Funny how very different organisations can have very similar challenges. One of the things I wanted to find out from going to the IRM UK Enterprise Data Conference Europe is how other organisations went about agreeing data standards for their own organisation.
I got there in one: the very first talk was about exactly that topic. Becky Russell from the Environment Agency, with help from Nigel Turner of Global Data Strategy ltd, presented on their approach to the collaborative development of data standards.
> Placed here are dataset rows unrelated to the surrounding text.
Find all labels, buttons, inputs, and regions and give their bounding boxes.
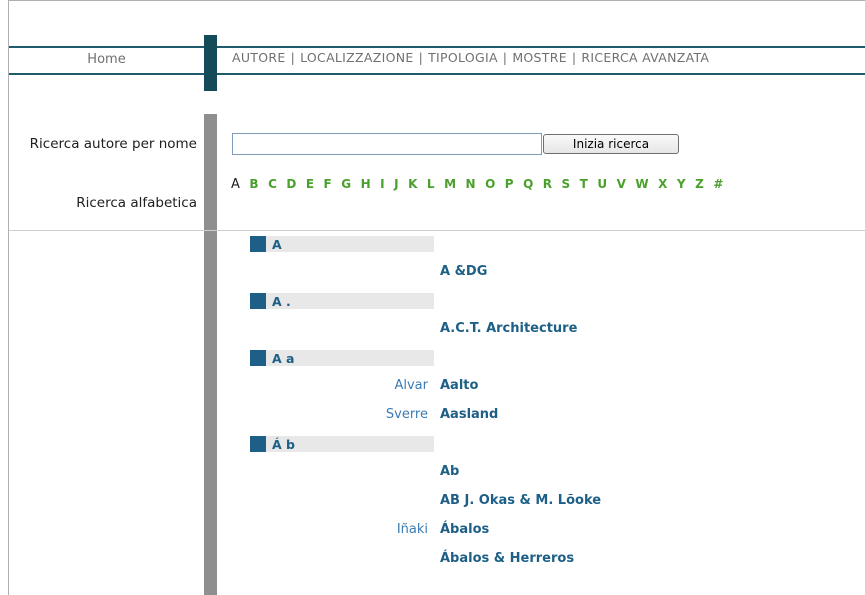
- author-row: Iñaki Ábalos: [220, 522, 840, 540]
- letter-link-x[interactable]: X: [658, 177, 667, 191]
- group-label: Á b: [272, 437, 295, 452]
- author-row: A.C.T. Architecture: [220, 321, 840, 339]
- letter-group-header: Á b: [250, 436, 434, 452]
- section-rule: [9, 230, 865, 231]
- letter-link-o[interactable]: O: [485, 177, 495, 191]
- author-last-name-link[interactable]: Aasland: [440, 407, 498, 422]
- author-first-name[interactable]: Sverre: [386, 407, 428, 422]
- author-last-name-link[interactable]: A &DG: [440, 264, 487, 279]
- letter-link-l[interactable]: L: [427, 177, 435, 191]
- author-first-name[interactable]: Alvar: [394, 378, 428, 393]
- page-frame-top: [8, 0, 865, 1]
- letter-link-e[interactable]: E: [306, 177, 314, 191]
- letter-group-header: A .: [250, 293, 434, 309]
- letter-link-m[interactable]: M: [444, 177, 456, 191]
- group-marker-icon: [250, 236, 266, 252]
- letter-link-hash[interactable]: #: [713, 177, 723, 191]
- author-row: Ábalos & Herreros: [220, 551, 840, 569]
- nav-mostre[interactable]: MOSTRE: [512, 50, 567, 65]
- nav-autore[interactable]: AUTORE: [232, 50, 286, 65]
- nav-separator: |: [418, 50, 424, 65]
- author-row: A &DG: [220, 264, 840, 282]
- letter-link-y[interactable]: Y: [677, 177, 686, 191]
- nav-rule-top: [9, 46, 865, 48]
- letter-link-w[interactable]: W: [635, 177, 648, 191]
- letter-link-d[interactable]: D: [286, 177, 296, 191]
- home-link[interactable]: Home: [9, 52, 204, 67]
- letter-link-k[interactable]: K: [408, 177, 417, 191]
- nav-separator: |: [571, 50, 577, 65]
- letter-link-z[interactable]: Z: [695, 177, 704, 191]
- group-marker-icon: [250, 293, 266, 309]
- letter-link-t[interactable]: T: [580, 177, 588, 191]
- alphabet-index: A B C D E F G H I J K L M N O P Q R S T U V W X Y Z #: [231, 177, 733, 192]
- nav-separator: |: [290, 50, 296, 65]
- author-last-name-link[interactable]: A.C.T. Architecture: [440, 321, 577, 336]
- author-row: Sverre Aasland: [220, 407, 840, 425]
- nav-rule-bottom: [9, 73, 865, 75]
- letter-group-header: A: [250, 236, 434, 252]
- content-divider-bar: [204, 114, 217, 595]
- letter-link-v[interactable]: V: [617, 177, 626, 191]
- nav-localizzazione[interactable]: LOCALIZZAZIONE: [300, 50, 414, 65]
- letter-link-r[interactable]: R: [543, 177, 552, 191]
- letter-group-header: A a: [250, 350, 434, 366]
- search-by-name-label: Ricerca autore per nome: [29, 136, 197, 152]
- letter-link-j[interactable]: J: [394, 177, 398, 191]
- letter-link-f[interactable]: F: [324, 177, 332, 191]
- letter-link-n[interactable]: N: [466, 177, 476, 191]
- search-submit-button[interactable]: Inizia ricerca: [543, 134, 679, 154]
- group-label: A: [272, 237, 282, 252]
- letter-link-u[interactable]: U: [597, 177, 607, 191]
- letter-link-i[interactable]: I: [380, 177, 384, 191]
- page-frame-left: [8, 0, 9, 595]
- group-marker-icon: [250, 436, 266, 452]
- letter-link-h[interactable]: H: [361, 177, 371, 191]
- letter-link-b[interactable]: B: [249, 177, 258, 191]
- group-label: A .: [272, 294, 291, 309]
- alpha-search-label: Ricerca alfabetica: [76, 195, 197, 211]
- nav-separator: |: [502, 50, 508, 65]
- letter-link-a[interactable]: A: [231, 177, 240, 192]
- letter-link-p[interactable]: P: [505, 177, 514, 191]
- author-search-input[interactable]: [232, 133, 542, 155]
- author-row: Alvar Aalto: [220, 378, 840, 396]
- letter-link-q[interactable]: Q: [523, 177, 533, 191]
- nav-ricerca-avanzata[interactable]: RICERCA AVANZATA: [581, 50, 709, 65]
- author-first-name[interactable]: Iñaki: [397, 522, 428, 537]
- top-nav: AUTORE | LOCALIZZAZIONE | TIPOLOGIA | MOSTRE | R…: [232, 50, 709, 65]
- author-last-name-link[interactable]: AB J. Okas & M. Lõoke: [440, 493, 601, 508]
- letter-link-s[interactable]: S: [562, 177, 571, 191]
- group-label: A a: [272, 351, 295, 366]
- author-last-name-link[interactable]: Ábalos: [440, 522, 489, 537]
- letter-link-g[interactable]: G: [341, 177, 351, 191]
- author-row: Ab: [220, 464, 840, 482]
- letter-link-c[interactable]: C: [268, 177, 277, 191]
- author-last-name-link[interactable]: Ábalos & Herreros: [440, 551, 574, 566]
- nav-divider-block: [204, 35, 217, 91]
- nav-tipologia[interactable]: TIPOLOGIA: [428, 50, 498, 65]
- author-row: AB J. Okas & M. Lõoke: [220, 493, 840, 511]
- author-last-name-link[interactable]: Aalto: [440, 378, 478, 393]
- author-last-name-link[interactable]: Ab: [440, 464, 459, 479]
- group-marker-icon: [250, 350, 266, 366]
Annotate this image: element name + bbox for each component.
The problem they addressed was the following: they had lots of separate teams working on different aspects of the same processes with many different systems. Because they worked on different aspects, they had different definitions for the same things, which made reporting on them difficult, costly and error prone. For example, one ‘thing’ or core data entity for the EA is ‘catchment area’. The team unearthed 16 definitions for those, some subtly, some very different. Some definitions had the same labels, others not so much. Sounds familiar?
The core of the solution the EA team developed is to design a process for agreeing common definitions of major data entities such ‘catchment area’. They also develop a logical data model for those entities as well, where such a thing is needed. A data model specifies what attributes or dimensions an entity has, without quite specifying how a particular system needs to store it.
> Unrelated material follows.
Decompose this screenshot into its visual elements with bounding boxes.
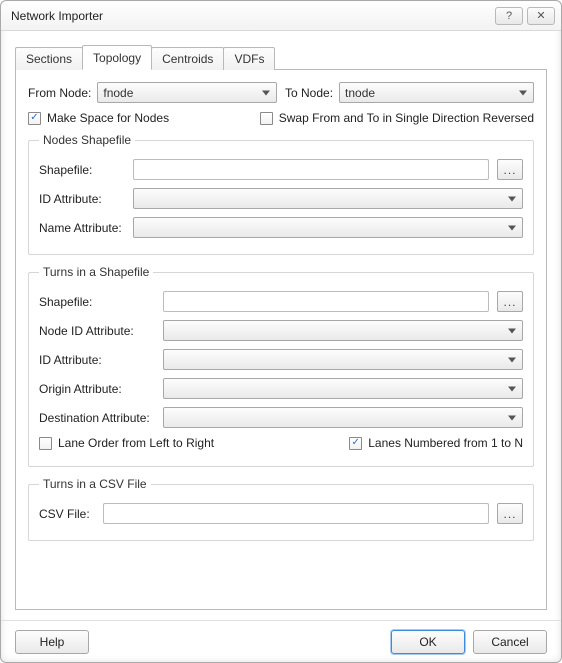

That solves the reporting problem, but the process has challenges of its own. To deal with them, they stuck to a couple of principles:
- Be driven by a business problem, don’t just standardise something for the sake of it
- Be business led. They know their domain best.
- Have space for local as well as global standards. There can be good reasons for local exceptions to widely agreed definitions or data models.
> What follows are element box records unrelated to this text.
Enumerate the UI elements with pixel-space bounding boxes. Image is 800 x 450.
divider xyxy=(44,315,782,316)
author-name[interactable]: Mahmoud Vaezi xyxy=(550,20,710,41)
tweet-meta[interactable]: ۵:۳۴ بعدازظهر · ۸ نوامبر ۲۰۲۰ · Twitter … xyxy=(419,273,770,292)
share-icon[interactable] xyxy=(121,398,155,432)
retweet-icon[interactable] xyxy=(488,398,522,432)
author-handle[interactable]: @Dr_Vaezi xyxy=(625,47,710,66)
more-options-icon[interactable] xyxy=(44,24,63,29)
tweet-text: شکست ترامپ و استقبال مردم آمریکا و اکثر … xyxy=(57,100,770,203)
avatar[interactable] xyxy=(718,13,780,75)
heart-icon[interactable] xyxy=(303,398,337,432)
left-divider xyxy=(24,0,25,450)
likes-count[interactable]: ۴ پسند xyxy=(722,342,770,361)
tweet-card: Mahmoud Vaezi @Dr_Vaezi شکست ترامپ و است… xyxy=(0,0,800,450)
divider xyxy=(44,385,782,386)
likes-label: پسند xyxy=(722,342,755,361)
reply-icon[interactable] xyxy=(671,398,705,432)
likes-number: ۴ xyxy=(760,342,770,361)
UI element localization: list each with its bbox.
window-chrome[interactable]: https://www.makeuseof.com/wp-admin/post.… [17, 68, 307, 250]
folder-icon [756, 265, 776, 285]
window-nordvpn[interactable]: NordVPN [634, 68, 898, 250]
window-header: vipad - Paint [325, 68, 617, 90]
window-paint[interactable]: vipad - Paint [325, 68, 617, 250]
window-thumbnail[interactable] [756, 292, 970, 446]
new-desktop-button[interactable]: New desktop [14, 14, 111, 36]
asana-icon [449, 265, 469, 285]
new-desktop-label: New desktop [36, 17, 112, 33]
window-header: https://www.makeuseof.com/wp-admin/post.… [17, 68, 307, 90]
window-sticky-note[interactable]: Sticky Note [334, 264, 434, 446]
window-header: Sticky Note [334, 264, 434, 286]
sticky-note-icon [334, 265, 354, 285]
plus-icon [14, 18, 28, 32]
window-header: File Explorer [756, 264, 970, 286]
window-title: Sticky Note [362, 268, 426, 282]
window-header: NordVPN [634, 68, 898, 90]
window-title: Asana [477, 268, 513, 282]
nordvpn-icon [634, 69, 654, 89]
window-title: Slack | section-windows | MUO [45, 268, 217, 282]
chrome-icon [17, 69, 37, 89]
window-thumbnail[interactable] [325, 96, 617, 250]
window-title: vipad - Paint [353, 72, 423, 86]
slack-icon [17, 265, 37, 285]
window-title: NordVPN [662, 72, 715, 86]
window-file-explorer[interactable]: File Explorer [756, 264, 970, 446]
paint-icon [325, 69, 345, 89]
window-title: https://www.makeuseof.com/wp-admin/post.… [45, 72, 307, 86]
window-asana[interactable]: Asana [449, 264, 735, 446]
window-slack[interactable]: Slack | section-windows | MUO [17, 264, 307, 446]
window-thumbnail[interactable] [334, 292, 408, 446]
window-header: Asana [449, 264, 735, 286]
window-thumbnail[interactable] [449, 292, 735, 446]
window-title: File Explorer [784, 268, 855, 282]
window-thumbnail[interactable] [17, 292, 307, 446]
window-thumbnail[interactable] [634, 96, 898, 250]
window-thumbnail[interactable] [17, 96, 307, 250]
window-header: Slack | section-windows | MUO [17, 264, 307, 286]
- Re-use external standards where you can.
- Have supporting technologies in place.
- Align the standards development to data governance structures.
- Introduce the standard in new technology alone, because changing legacy systems is costly.
The latter was tricky, because it means that the benefits of standardisation can take quite a while to materialise. Data warehouses can help, in that respect.
This approach did work well, and allows the team to iteratively and pragmatically create more order in the data landscape of the organisation, without having to spend huge resources upfront. As the effort progresses, the standardisation process can become more formal where it needs to be.